Insurance regulators would oversee the relationship between licensed annuity sales people and financial institutions, while bank regulators would focus on the adequacy of consumer disclosure in annuity sales, confirmed Doug Johnson, assistant director of the state division of banking.

If there's a curveball lurking in all this, it's in the hands of Florida's insurance industry.

State insurance and banking regulators have endorsed banks' right to sell annuities, but insurance lobbyists in Florida contend that the Supreme Court decision in the Valic case does not clear the way.

"We don't agree with the state's interpretation of the Valic case," said Herbert Morgan, director of the Florida Association of Life Underwriters, a Tallahassee-based trade association.

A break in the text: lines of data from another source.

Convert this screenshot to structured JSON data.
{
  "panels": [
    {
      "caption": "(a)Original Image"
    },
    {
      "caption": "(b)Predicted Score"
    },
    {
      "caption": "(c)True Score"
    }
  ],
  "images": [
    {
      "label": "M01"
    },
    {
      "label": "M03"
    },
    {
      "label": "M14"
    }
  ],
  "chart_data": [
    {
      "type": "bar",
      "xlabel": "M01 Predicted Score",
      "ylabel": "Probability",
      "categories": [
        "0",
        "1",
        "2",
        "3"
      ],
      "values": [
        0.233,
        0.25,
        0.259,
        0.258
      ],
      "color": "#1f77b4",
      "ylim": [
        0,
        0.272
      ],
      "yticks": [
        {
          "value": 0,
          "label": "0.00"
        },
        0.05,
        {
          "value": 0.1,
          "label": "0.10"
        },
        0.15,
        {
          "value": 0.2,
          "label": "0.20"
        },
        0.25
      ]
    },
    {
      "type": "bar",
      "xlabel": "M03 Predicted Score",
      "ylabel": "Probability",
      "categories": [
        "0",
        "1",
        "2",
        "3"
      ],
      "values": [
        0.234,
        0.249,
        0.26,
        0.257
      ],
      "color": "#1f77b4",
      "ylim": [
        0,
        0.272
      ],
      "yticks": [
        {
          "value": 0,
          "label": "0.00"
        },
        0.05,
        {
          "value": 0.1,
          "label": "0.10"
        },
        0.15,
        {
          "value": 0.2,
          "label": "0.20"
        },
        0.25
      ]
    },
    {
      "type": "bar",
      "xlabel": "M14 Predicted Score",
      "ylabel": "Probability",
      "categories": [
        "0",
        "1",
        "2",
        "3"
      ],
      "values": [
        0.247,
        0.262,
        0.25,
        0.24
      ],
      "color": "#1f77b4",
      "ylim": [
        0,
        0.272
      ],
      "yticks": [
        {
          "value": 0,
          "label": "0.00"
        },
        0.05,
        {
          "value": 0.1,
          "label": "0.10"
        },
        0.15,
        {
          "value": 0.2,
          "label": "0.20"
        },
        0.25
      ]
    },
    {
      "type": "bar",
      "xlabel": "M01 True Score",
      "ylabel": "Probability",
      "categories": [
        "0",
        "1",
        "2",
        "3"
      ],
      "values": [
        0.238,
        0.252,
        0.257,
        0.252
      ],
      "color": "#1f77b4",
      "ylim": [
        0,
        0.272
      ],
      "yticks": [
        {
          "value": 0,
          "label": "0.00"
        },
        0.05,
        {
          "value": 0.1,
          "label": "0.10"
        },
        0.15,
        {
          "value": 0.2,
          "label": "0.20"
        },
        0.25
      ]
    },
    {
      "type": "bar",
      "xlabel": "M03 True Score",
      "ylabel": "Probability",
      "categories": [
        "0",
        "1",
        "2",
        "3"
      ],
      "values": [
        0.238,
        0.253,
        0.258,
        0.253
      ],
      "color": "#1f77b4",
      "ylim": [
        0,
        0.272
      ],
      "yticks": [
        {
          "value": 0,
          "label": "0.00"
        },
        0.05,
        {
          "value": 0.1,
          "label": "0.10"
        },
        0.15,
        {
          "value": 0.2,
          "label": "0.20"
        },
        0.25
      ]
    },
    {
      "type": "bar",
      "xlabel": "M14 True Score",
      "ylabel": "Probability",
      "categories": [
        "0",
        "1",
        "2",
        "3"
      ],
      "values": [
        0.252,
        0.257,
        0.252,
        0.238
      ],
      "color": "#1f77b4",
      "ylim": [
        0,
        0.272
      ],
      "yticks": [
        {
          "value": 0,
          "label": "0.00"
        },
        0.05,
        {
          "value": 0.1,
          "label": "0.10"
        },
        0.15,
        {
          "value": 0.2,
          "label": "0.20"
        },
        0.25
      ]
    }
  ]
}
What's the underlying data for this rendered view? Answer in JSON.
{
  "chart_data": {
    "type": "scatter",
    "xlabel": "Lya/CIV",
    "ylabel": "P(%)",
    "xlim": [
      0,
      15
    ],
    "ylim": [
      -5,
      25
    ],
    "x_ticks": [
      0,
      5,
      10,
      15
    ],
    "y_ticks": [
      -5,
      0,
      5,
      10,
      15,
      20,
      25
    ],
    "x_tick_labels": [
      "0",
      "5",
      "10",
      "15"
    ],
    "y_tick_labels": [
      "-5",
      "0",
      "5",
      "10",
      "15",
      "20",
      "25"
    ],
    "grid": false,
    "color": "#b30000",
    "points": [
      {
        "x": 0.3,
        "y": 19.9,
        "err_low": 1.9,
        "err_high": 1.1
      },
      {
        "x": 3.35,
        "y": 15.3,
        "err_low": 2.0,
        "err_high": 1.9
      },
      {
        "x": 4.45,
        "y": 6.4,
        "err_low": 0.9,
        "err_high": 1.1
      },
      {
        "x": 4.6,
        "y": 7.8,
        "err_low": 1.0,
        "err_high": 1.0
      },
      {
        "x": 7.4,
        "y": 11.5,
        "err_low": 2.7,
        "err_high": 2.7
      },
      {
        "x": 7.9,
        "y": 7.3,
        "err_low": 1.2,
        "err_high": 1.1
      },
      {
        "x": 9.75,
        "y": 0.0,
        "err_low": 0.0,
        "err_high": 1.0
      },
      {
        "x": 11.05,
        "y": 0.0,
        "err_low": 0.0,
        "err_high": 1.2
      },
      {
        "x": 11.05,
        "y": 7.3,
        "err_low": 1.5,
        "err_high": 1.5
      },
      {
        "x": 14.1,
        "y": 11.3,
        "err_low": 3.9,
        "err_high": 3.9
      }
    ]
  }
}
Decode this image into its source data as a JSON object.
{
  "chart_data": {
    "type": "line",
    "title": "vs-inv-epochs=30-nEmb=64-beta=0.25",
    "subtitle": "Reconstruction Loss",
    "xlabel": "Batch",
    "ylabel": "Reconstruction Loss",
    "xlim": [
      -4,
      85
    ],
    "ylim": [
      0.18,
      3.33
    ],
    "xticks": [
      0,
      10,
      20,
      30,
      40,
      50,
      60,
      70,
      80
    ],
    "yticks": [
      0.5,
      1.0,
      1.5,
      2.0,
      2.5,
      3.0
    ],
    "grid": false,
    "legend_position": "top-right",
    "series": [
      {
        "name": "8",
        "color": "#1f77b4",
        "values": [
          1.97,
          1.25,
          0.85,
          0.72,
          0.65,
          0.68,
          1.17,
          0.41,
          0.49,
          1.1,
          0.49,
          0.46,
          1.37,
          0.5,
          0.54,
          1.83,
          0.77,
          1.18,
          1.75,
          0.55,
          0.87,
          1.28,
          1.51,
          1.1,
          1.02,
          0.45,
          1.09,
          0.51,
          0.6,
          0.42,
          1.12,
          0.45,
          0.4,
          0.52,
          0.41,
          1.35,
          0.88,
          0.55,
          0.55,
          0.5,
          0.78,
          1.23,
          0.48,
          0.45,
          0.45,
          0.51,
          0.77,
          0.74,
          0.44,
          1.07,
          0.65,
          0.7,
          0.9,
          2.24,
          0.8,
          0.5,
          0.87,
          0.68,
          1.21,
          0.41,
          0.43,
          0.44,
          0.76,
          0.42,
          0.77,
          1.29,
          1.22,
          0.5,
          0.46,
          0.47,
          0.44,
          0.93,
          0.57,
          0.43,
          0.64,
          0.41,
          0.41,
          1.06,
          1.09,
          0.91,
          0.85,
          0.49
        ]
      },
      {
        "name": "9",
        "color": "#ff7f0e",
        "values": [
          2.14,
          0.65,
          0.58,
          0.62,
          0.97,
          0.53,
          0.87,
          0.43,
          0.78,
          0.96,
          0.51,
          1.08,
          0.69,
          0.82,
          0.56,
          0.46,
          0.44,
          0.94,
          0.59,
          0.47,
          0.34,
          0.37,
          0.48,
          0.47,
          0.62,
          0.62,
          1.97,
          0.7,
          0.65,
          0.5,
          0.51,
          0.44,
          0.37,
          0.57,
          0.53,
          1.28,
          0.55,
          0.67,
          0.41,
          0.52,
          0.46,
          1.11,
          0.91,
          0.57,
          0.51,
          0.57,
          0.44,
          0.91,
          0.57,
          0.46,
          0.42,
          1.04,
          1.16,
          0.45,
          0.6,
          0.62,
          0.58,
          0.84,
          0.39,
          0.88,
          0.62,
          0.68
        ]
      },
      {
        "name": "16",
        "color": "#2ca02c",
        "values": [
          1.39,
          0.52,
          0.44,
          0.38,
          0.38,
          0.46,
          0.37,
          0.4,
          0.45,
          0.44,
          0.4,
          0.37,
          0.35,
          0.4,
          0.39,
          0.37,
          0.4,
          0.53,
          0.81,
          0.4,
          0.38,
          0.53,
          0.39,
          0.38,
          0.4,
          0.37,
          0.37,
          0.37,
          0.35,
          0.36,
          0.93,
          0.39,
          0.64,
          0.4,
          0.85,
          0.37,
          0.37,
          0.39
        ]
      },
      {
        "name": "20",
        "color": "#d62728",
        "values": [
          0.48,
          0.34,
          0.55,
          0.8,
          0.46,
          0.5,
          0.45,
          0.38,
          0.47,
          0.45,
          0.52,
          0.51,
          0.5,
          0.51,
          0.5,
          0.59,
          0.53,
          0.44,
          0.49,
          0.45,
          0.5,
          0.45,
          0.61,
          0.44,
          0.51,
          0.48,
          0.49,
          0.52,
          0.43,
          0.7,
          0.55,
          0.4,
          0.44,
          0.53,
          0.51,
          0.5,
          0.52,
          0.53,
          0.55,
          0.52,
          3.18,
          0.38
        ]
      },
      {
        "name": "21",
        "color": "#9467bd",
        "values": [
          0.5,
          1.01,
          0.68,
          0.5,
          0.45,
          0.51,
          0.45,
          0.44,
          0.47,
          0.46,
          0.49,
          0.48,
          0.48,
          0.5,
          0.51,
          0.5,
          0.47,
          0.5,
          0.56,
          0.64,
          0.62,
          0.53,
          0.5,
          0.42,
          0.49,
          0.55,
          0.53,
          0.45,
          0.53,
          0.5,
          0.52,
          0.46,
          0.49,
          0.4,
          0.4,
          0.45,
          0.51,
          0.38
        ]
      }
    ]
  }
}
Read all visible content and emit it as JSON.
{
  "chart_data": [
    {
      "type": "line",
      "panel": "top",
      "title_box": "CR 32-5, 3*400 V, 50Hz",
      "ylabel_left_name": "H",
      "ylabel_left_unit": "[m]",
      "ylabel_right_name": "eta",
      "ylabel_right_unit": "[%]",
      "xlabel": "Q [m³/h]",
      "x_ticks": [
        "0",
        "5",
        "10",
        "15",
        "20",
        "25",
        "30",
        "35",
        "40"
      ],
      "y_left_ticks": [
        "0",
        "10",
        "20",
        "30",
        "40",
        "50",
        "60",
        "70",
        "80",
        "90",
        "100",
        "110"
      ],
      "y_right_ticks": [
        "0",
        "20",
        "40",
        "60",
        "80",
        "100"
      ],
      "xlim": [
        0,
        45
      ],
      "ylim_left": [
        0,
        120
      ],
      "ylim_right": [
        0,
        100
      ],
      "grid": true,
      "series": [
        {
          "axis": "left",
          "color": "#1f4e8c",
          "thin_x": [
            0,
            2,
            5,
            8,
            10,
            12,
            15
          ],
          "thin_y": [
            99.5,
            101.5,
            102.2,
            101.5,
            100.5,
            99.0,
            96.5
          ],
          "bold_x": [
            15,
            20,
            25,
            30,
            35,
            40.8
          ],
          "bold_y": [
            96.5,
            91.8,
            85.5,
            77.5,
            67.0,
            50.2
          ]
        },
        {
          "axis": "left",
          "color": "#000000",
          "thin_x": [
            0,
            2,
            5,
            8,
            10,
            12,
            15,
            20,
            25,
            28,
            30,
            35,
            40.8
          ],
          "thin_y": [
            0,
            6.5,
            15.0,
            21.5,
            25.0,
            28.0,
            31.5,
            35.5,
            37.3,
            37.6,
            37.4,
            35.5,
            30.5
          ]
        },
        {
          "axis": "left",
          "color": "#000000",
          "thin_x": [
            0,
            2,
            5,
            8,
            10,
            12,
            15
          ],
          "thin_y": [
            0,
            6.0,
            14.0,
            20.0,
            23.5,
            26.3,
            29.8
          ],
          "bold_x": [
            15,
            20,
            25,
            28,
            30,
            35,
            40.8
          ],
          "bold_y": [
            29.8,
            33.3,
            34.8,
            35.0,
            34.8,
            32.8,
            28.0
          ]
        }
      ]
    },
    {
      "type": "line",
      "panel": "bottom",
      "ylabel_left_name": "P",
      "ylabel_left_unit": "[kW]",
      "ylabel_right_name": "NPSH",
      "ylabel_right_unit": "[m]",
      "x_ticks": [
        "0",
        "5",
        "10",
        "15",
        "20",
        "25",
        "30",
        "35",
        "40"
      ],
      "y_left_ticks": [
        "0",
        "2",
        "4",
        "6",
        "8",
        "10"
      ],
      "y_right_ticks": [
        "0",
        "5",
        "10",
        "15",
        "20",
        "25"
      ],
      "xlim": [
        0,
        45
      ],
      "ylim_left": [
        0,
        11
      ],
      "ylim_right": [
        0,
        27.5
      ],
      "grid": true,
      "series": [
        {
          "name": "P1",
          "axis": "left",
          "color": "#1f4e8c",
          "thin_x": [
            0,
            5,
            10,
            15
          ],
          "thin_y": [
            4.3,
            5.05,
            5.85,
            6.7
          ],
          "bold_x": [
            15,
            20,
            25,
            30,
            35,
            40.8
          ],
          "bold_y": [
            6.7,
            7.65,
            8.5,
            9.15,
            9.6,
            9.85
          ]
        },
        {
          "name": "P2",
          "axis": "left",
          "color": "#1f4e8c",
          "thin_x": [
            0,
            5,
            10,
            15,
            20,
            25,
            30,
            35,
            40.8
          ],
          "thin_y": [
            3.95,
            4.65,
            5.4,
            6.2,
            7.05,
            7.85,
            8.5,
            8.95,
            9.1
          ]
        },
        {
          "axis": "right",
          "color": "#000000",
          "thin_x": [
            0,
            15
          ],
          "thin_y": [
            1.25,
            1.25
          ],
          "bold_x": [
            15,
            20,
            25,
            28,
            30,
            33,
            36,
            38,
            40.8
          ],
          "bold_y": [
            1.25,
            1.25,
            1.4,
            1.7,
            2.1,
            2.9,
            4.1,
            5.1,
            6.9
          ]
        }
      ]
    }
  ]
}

The group is one of several insurance organizations that is watching court cases elsewhere in the country that may still raise doubts about the right of banks to sell annuities.

"We're trying to determine just what is our legal course," Mr. Morgan said.

Tom Cardwell, general counsel for the Florida Bankers Association, acknowledged that the opposition of state insurance groups, conflicting litigation, and even a possible congressional debate over McCarran-Ferguson - the law which cedes regulation of insurance to the states - could throw a monkey wrench into the effort to move Florida banks into annuity sales.

But Mr. Cardwell remained optimistic. "There is a high degree of interest among financial institutions, and not just the big banks," he said, "to expand into annuity sales in Florida."

Mr. Trigaux is a staff writer for the St. Petersburg Times in Florida.